Raw Chia Crackers
I wanted to play with a new cracker style recipe using Chia. I use Chia off and on and it can create some great crackers, pudding or in smoothies. I am not understanding baking with it since it gels and expands in water, so my thoughts would be potential constipation. One tables with a glass of water and you will be full for a while. It was also used in ancient times as an energy food on long journeys when it wasn’t possible to carry much food again taken with water. so cooking or baking with it, I am not convinced is a good thing. Just like hemp it has omega oils that are destroyed when heated.
Using a food dehydrator keeps the temperature under 115 and the nutrients and enzymes are still living!
- ¼ cup ground Flax See
- – 2 cups ground Chia See
- 10 cloves minced Garlic
- 2 cups Water
Mix well together and let stand overnight
- 1 onion finely chopped
- 1 tsp Himalyan Sea Salt
- 2 tbsp Coconut Oil
- 1 cup finely chopped Dill
- 1 cup finely chopped Parsely
Mix remaining ingredients in and let stand another 12 hours (optional but it brings in a fermenting process a bit so it’s easier to digest or you can mix all ingredients together at once and let stand 12 – 24 hours)

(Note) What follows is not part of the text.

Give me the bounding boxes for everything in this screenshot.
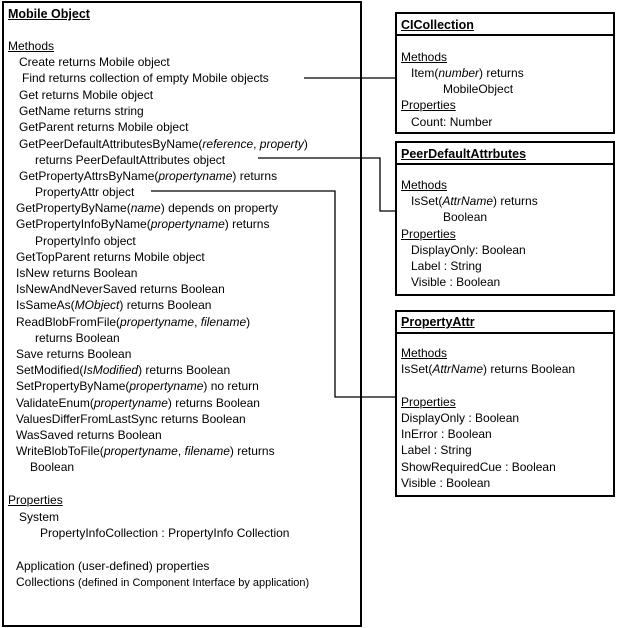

Depending on the thickness you may need more water, you don’t want it runny yet not too thick either to be able to spread on the sheets in the dehydrator.
Spread out and score and let dehydrate for several hours (approx 6 hours) and flip the sheets removing the sheet so it’s right on the tray and dehydrate until crisp or desired crispness.
Great in dips, spreads or on it’s own. I made mine crispy and used in Salsa and Guacamole.